Anthropic has held early talks to rent AI computing power from Meta
Anthropic is discussing a possible Meta compute deal as AI labs race to secure the chips and data-center capacity needed to run advanced models.
By Dev Ramirez · Crypto Correspondent
· 3 min read
Anthropic has held very early discussions about renting computing power from Meta, CNBC’s Kate Rooney reported, citing a person familiar with the matter. For retail investors, the talks point to a bigger shift inside the AI trade: the companies spending the most on chips and data centers are looking for ways to turn that infrastructure into revenue.
The New York Times reported that a potential arrangement under discussion could be worth about $10 billion. CNBC reported that Meta shares moved up from their session lows on Friday after that report.
Compute is the industry term for the processing capacity needed to train and run artificial intelligence models. In practice, that usually means data centers packed with specialized AI chips, including chips made by Nvidia, that can handle the large workloads behind products such as chatbots, coding tools and image systems.
CNBC reported that access to enough AI chips remains a problem for companies such as Anthropic. The company has placed usage limits on its most advanced models, including Fable, according to CNBC.
Anthropic is looking beyond its own infrastructure
The Meta discussions follow another compute arrangement Anthropic announced with Elon Musk’s SpaceX. Under that deal, Anthropic said it would use capacity at SpaceX’s Colossus 1 data center to improve availability for paid subscribers, according to CNBC.

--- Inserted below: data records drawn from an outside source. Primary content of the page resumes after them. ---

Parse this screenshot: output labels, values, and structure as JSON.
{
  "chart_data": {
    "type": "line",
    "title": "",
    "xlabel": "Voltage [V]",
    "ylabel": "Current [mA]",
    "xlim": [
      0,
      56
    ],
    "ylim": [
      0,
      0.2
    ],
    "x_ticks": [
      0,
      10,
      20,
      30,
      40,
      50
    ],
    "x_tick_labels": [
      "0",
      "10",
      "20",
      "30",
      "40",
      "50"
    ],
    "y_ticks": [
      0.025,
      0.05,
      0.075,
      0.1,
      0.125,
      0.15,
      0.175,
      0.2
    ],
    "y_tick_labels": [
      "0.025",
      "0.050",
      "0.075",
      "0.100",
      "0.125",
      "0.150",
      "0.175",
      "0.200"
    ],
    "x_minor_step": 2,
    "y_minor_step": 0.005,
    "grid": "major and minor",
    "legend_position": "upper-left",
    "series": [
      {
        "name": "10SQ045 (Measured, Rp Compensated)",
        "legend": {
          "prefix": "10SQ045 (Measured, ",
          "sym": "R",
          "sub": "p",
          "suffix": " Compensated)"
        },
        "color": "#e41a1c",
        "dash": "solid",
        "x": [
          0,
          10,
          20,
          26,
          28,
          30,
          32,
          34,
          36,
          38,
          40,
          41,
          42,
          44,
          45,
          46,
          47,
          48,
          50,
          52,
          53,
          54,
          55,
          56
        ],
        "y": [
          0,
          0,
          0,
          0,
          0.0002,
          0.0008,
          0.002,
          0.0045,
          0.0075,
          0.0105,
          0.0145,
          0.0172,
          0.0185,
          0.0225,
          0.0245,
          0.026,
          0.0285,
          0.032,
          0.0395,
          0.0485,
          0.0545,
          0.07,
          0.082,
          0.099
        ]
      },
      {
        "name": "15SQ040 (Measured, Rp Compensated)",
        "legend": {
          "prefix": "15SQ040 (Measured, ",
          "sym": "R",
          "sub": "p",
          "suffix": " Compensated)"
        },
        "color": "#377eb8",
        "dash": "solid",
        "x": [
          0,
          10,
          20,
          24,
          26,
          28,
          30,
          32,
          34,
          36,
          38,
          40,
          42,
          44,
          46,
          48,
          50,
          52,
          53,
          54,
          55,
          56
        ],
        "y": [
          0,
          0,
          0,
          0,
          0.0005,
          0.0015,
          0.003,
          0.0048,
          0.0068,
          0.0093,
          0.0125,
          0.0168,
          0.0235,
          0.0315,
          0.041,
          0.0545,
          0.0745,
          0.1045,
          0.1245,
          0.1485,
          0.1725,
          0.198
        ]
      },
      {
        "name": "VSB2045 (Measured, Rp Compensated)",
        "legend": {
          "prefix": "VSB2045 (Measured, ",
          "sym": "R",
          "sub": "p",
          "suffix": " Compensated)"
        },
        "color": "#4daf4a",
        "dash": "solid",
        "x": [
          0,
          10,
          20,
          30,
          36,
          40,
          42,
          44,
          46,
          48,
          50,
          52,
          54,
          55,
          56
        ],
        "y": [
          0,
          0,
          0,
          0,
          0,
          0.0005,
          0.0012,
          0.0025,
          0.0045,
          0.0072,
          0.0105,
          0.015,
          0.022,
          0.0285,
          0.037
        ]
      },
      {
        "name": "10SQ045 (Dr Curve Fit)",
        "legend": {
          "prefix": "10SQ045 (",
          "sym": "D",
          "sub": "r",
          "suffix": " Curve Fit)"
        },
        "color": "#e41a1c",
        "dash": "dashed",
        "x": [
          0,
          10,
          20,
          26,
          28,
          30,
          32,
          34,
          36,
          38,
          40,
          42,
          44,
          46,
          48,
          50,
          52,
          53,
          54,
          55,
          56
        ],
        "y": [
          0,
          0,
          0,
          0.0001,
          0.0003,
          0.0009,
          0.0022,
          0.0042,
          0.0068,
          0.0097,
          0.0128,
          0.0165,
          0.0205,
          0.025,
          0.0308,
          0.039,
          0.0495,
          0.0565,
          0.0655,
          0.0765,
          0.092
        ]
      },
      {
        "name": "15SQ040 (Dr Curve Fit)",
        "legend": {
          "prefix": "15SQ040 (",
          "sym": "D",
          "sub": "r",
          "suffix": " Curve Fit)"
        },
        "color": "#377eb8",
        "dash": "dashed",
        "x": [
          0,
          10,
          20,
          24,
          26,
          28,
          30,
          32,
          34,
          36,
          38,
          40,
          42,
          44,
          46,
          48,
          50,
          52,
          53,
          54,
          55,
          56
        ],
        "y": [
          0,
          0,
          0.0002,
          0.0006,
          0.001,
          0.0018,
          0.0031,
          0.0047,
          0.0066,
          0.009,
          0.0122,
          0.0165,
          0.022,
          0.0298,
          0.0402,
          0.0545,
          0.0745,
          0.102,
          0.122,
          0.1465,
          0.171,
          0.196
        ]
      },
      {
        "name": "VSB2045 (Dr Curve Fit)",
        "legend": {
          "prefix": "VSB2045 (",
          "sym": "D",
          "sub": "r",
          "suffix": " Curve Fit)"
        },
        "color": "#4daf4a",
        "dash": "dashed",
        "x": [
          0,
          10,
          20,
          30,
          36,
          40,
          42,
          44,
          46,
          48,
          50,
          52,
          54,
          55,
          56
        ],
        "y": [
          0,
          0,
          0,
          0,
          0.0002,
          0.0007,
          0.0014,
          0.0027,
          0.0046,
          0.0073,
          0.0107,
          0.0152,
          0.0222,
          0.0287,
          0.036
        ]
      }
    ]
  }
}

That pattern matters because AI labs need enormous amounts of computing capacity before customers ever see a product. A model may be expensive to build, but it can also be expensive to serve once people start using it at scale. If demand rises faster than available chips, companies can limit usage, pay outside providers or build more of their own infrastructure.
Anthropic is one of the leading AI labs, CNBC reported, and its willingness to work with other companies for capacity shows how tight the market for high-end AI infrastructure remains. CNBC described the Meta talks as very preliminary.
Meta is testing a new way to monetize AI spending
The talks also fit with Meta’s own public comments about cloud computing. CNBC reported that Meta CEO Mark Zuckerberg said in May that the company was considering entering the cloud computing business. The goal, according to CNBC, was to show investors that Meta can earn money from AI investments outside its existing advertising-driven business.
Cloud computing means renting computing resources to other companies instead of requiring them to own all the servers themselves. For Meta, selling spare or dedicated AI capacity could create another use for infrastructure it is already building for its own AI products.
The Wall Street Journal reported that Meta hired Dave Brown, a former senior Amazon Web Services executive, as its head of infrastructure. Amazon Web Services is Amazon’s cloud unit and one of the biggest players in renting computing capacity to businesses.
Meta could spend as much as $145 billion on capital expenditures in 2026, including AI infrastructure, according to CNBC. Capital expenditures, often called capex, are long-term investments in assets such as data centers, servers and chips.
Zuckerberg said last October that companies regularly were “asking if we have compute that they could buy from us at some premium to what we’ve bought it at,” according to CNBC.
Meta declined to comment to CNBC.
This story draws on original reporting from CNBC.